Electronic transition from graphite to graphene via controlled movement of the top layer with scanning tunneling microscopy

TL;DR

This study demonstrates controlled electronic and structural transitions in graphite to graphene using electrostatic manipulation with STM, revealing tunable symmetry changes and layer displacements validated by DFT calculations.

Contribution

It introduces a method to reversibly and irreversibly control the top layer of graphite, enabling systematic study of the transition to graphene at atomic resolution.

Findings

Reversible and irreversible layer movements observed

Transition from triangular to hexagonal symmetry controlled

DFT confirms vertical and horizontal layer displacements

Abstract

A series of measurements using a technique called electrostatic-manipulation scanning tunneling microscopy (EM-STM) were performed on a highly-oriented pyrolytic graphite surface.
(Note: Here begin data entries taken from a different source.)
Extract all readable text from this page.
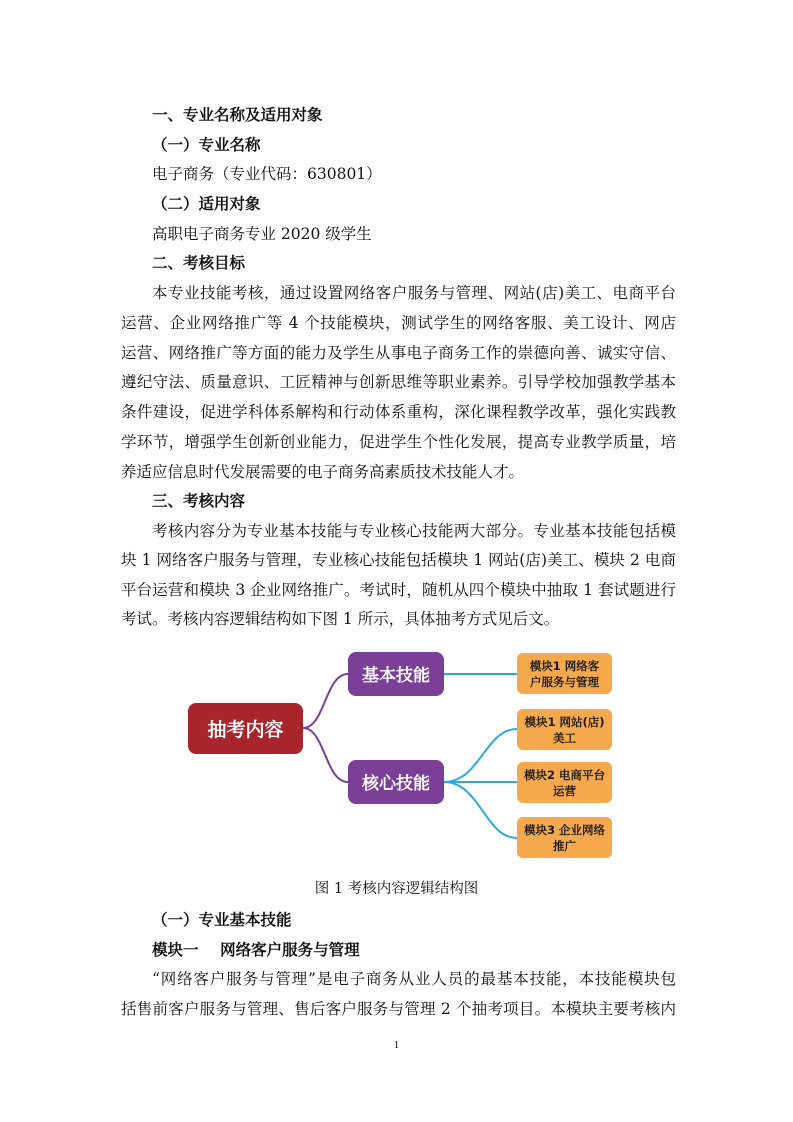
一、专业名称及适用对象
（一）专业名称
电子商务（专业代码：630801）
（二）适用对象
高职电子商务专业 2020 级学生
二、考核目标
本专业技能考核，通过设置网络客户服务与管理、网站(店)美工、电商平台
运营、企业网络推广等 4 个技能模块，测试学生的网络客服、美工设计、网店
运营、网络推广等方面的能力及学生从事电子商务工作的崇德向善、诚实守信、
遵纪守法、质量意识、工匠精神与创新思维等职业素养。引导学校加强教学基本
条件建设，促进学科体系解构和行动体系重构，深化课程教学改革，强化实践教
学环节，增强学生创新创业能力，促进学生个性化发展，提高专业教学质量，培
养适应信息时代发展需要的电子商务高素质技术技能人才。
三、考核内容
考核内容分为专业基本技能与专业核心技能两大部分。专业基本技能包括模
块 1 网络客户服务与管理，专业核心技能包括模块 1 网站(店)美工、模块 2 电商
平台运营和模块 3 企业网络推广。考试时，随机从四个模块中抽取 1 套试题进行
考试。考核内容逻辑结构如下图 1 所示，具体抽考方式见后文。
抽考内容
基本技能
核心技能
模块1 网络客
户服务与管理
模块1 网站(店)
美工
模块2 电商平台
运营
模块3 企业网络
推广
图 1 考核内容逻辑结构图
（一）专业基本技能
模块一    网络客户服务与管理
“网络客户服务与管理”是电子商务从业人员的最基本技能，本技能模块包
括售前客户服务与管理、售后客户服务与管理 2 个抽考项目。本模块主要考核内
1
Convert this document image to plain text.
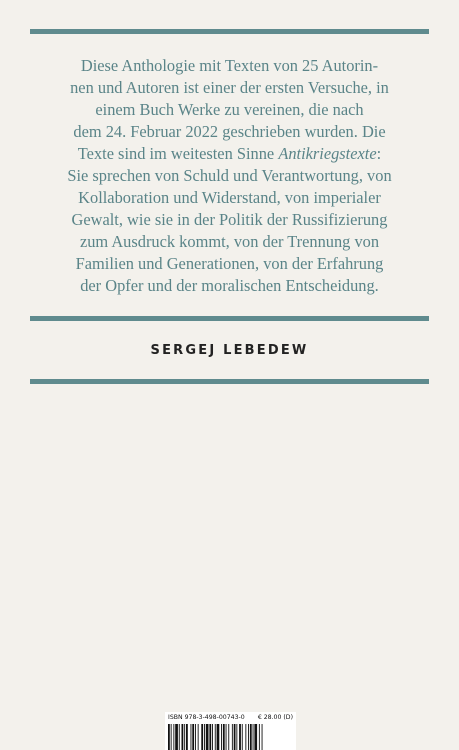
Diese Anthologie mit Texten von 25 Autorin-
nen und Autoren ist einer der ersten Versuche, in
einem Buch Werke zu vereinen, die nach
dem 24. Februar 2022 geschrieben wurden. Die
Texte sind im weitesten Sinne Antikriegstexte:
Sie sprechen von Schuld und Verantwortung, von
Kollaboration und Widerstand, von imperialer
Gewalt, wie sie in der Politik der Russifizierung
zum Ausdruck kommt, von der Trennung von
Familien und Generationen, von der Erfahrung
der Opfer und der moralischen Entscheidung.
SERGEJ LEBEDEW
ISBN 978-3-498-00743-0 € 28.00 (D)
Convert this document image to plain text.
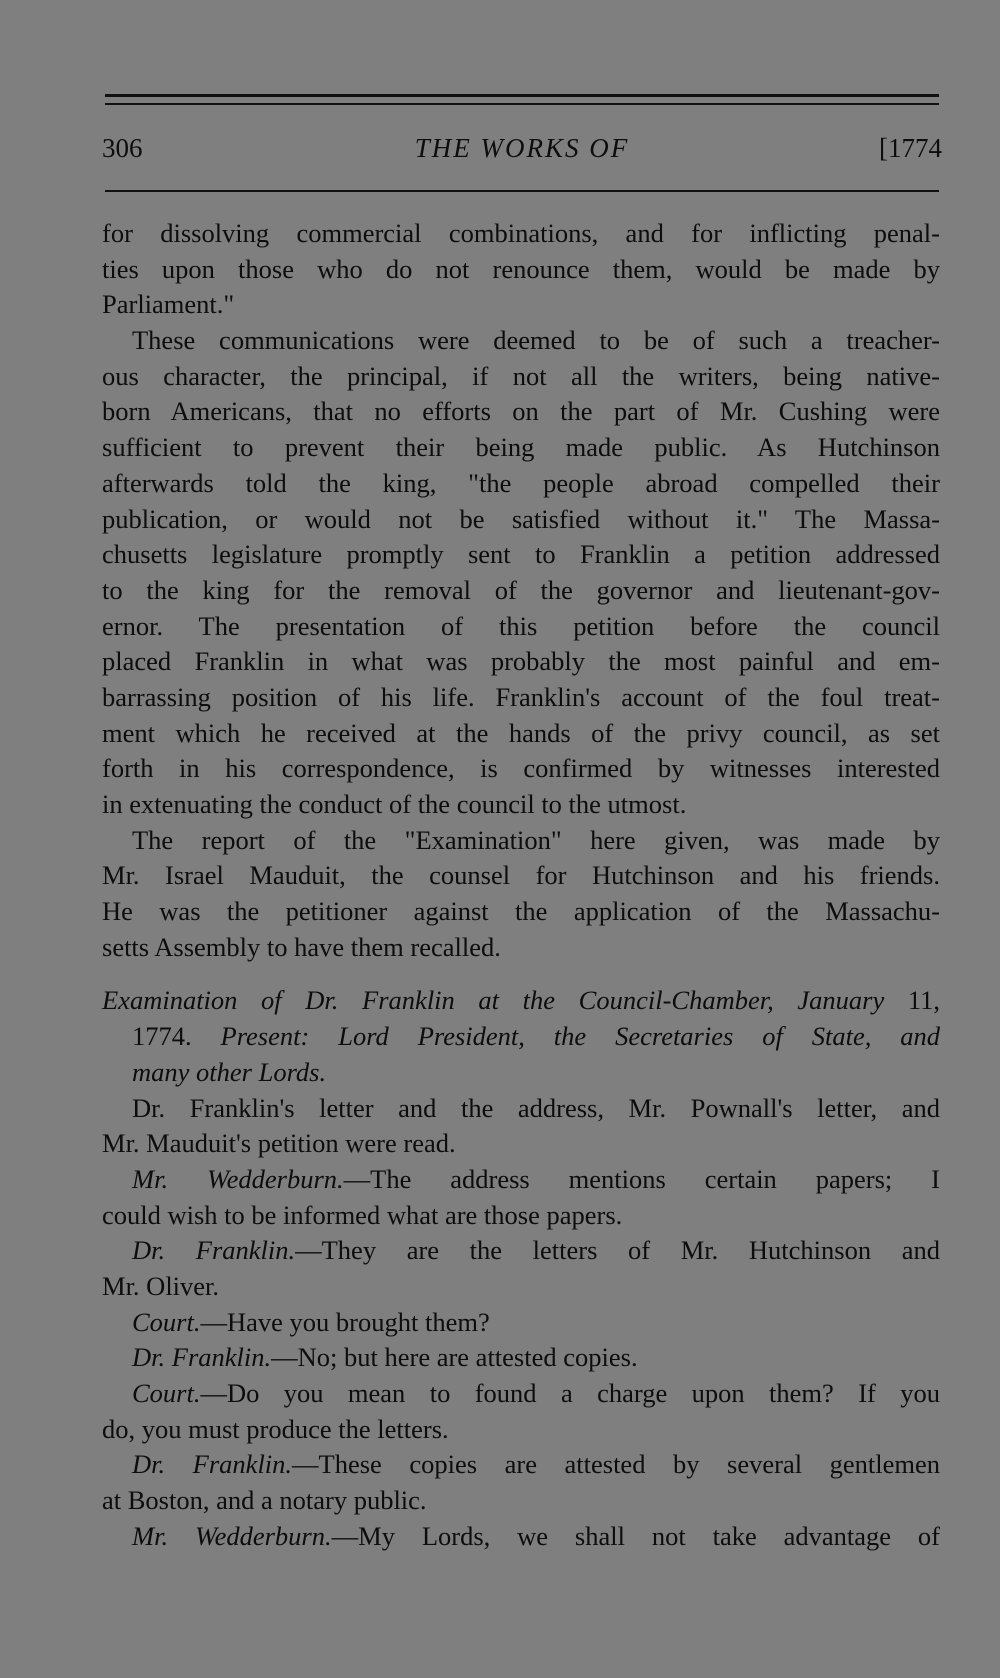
306	THE WORKS OF	[1774
for dissolving commercial combinations, and for inflicting penal-
ties upon those who do not renounce them, would be made by
Parliament."
These communications were deemed to be of such a treacher-
ous character, the principal, if not all the writers, being native-
born Americans, that no efforts on the part of Mr. Cushing were
sufficient to prevent their being made public. As Hutchinson
afterwards told the king, "the people abroad compelled their
publication, or would not be satisfied without it." The Massa-
chusetts legislature promptly sent to Franklin a petition addressed
to the king for the removal of the governor and lieutenant-gov-
ernor. The presentation of this petition before the council
placed Franklin in what was probably the most painful and em-
barrassing position of his life. Franklin's account of the foul treat-
ment which he received at the hands of the privy council, as set
forth in his correspondence, is confirmed by witnesses interested
in extenuating the conduct of the council to the utmost.
The report of the "Examination" here given, was made by
Mr. Israel Mauduit, the counsel for Hutchinson and his friends.
He was the petitioner against the application of the Massachu-
setts Assembly to have them recalled.
Examination of Dr. Franklin at the Council-Chamber, January 11,
1774. Present: Lord President, the Secretaries of State, and
many other Lords.
Dr. Franklin's letter and the address, Mr. Pownall's letter, and
Mr. Mauduit's petition were read.
Mr. Wedderburn.—The address mentions certain papers; I
could wish to be informed what are those papers.
Dr. Franklin.—They are the letters of Mr. Hutchinson and
Mr. Oliver.
Court.—Have you brought them?
Dr. Franklin.—No; but here are attested copies.
Court.—Do you mean to found a charge upon them? If you
do, you must produce the letters.
Dr. Franklin.—These copies are attested by several gentlemen
at Boston, and a notary public.
Mr. Wedderburn.—My Lords, we shall not take advantage of
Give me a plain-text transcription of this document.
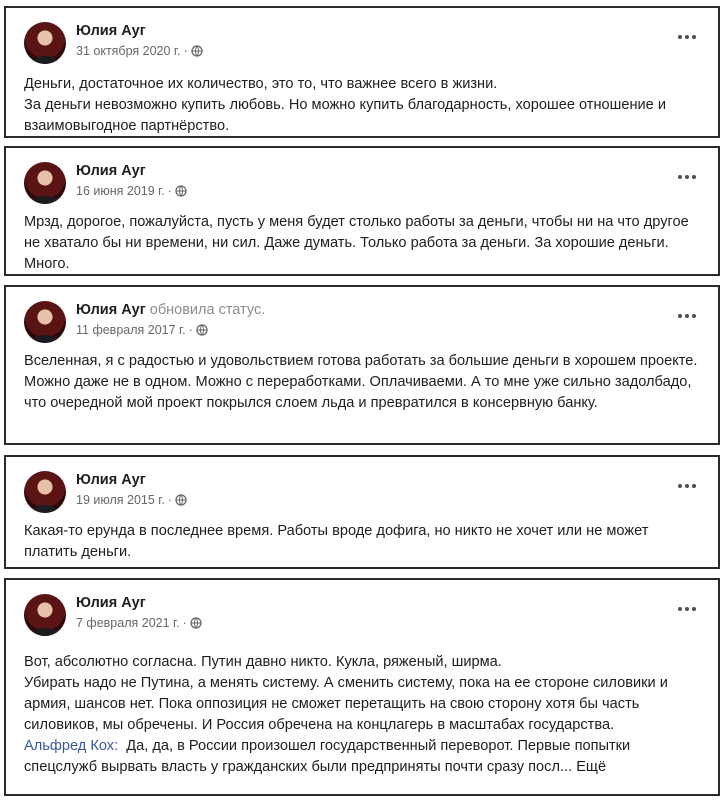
Юлия Ауг
31 октября 2020 г. ·

Деньги, достаточное их количество, это то, что важнее всего в жизни.

За деньги невозможно купить любовь. Но можно купить благодарность, хорошее отношение и взаимовыгодное партнёрство.

Юлия Ауг
16 июня 2019 г. ·

Мрзд, дорогое, пожалуйста, пусть у меня будет столько работы за деньги, чтобы ни на что другое не хватало бы ни времени, ни сил. Даже думать. Только работа за деньги. За хорошие деньги. Много.

Юлия Ауг обновила статус.
11 февраля 2017 г. ·

Вселенная, я с радостью и удовольствием готова работать за большие деньги в хорошем проекте. Можно даже не в одном. Можно с переработками. Оплачиваеми. А то мне уже сильно задолбадо, что очередной мой проект покрылся слоем льда и превратился в консервную банку.

Юлия Ауг
19 июля 2015 г. ·

Какая-то ерунда в последнее время. Работы вроде дофига, но никто не хочет или не может платить деньги.

Юлия Ауг
7 февраля 2021 г. ·

Вот, абсолютно согласна. Путин давно никто. Кукла, ряженый, ширма.

Убирать надо не Путина, а менять систему. А сменить систему, пока на ее стороне силовики и армия, шансов нет. Пока оппозиция не сможет перетащить на свою сторону хотя бы часть силовиков, мы обречены. И Россия обречена на концлагерь в масштабах государства.

Альфред Кох: Да, да, в России произошел государственный переворот. Первые попытки спецслужб вырвать власть у гражданских были предприняты почти сразу посл... Ещё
The electrostatic interaction between the STM tip and the sample can be tuned to produce both reversible and irreversible large-scale movement of the graphite surface. Under this influence, atomic-resolution STM images reveal that a continuous electronic transition from triangular symmetry, where only alternate atoms are imaged, to hexagonal symmetry can be systematically controlled. Density functional theory (DFT) calculations reveal that this transition can be related to vertical displacements of the top layer of graphite relative to the bulk. Evidence for horizontal shifts in the top layer of graphite is also presented. Excellent agreement is found between experimental STM images and those simulated using DFT.